Most relevant sources/journals with 2 or more of the 100 most cited BMP publications. Figure is available in color online only.
Citation Comparisons
Within the topics of the included publications, 67 (67%) were clinically focused, and 33 (33%) were basic science focused. The citation counts and rates were compared between basic science and clinical studies (Table 3). The median citation count and rate were not statistically different between the two groups. The median years of publication for basic science and clinical articles were 2005 and 2004, respectively (p = 0.719). The United States was a common source for most of the publications regardless of the area of focus, accounting for 82% and 94% of all basic science and clinical articles, respectively, within this field (p = 0.14). Overall, there were no differences detected between basic science and clinical articles when comparing select bibliometric parameters.
Discussion
We completed a bibliometric analysis of the 100 most cited articles about BMP to evaluate the growth of the field over the years and to identify influential authors and institutions that have impacted this field.
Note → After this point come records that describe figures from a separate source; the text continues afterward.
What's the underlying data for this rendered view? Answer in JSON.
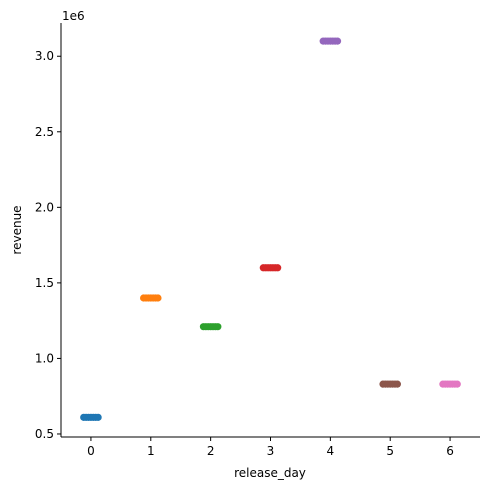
{
  "chart_data": {
    "type": "scatter",
    "xlabel": "release_day",
    "ylabel": "revenue",
    "y_offset_label": "1e6",
    "x_ticks": [
      "0",
      "1",
      "2",
      "3",
      "4",
      "5",
      "6"
    ],
    "y_ticks": [
      {
        "value": 0.5,
        "label": "0.5"
      },
      {
        "value": 1.0,
        "label": "1.0"
      },
      {
        "value": 1.5,
        "label": "1.5"
      },
      {
        "value": 2.0,
        "label": "2.0"
      },
      {
        "value": 2.5,
        "label": "2.5"
      },
      {
        "value": 3.0,
        "label": "3.0"
      }
    ],
    "xlim": [
      -0.5,
      6.5
    ],
    "ylim": [
      0.48,
      3.22
    ],
    "grid": false,
    "points": [
      {
        "x": 0,
        "y": 0.61,
        "color": "#1f77b4"
      },
      {
        "x": 1,
        "y": 1.4,
        "color": "#ff7f0e"
      },
      {
        "x": 2,
        "y": 1.21,
        "color": "#2ca02c"
      },
      {
        "x": 3,
        "y": 1.6,
        "color": "#d62728"
      },
      {
        "x": 4,
        "y": 3.1,
        "color": "#9467bd"
      },
      {
        "x": 5,
        "y": 0.83,
        "color": "#8c564b"
      },
      {
        "x": 6,
        "y": 0.83,
        "color": "#e377c2"
      }
    ]
  }
}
We found that many of the articles were published throughout the 2000s, while the number of citations increased in the years following 2010. Approximately two-thirds of articles were clinically focused, while the remainder were basic science–focused articles. Although most articles were published in the United States (mainly from Emory University), many authors worldwide have contributed to this continuously growing field.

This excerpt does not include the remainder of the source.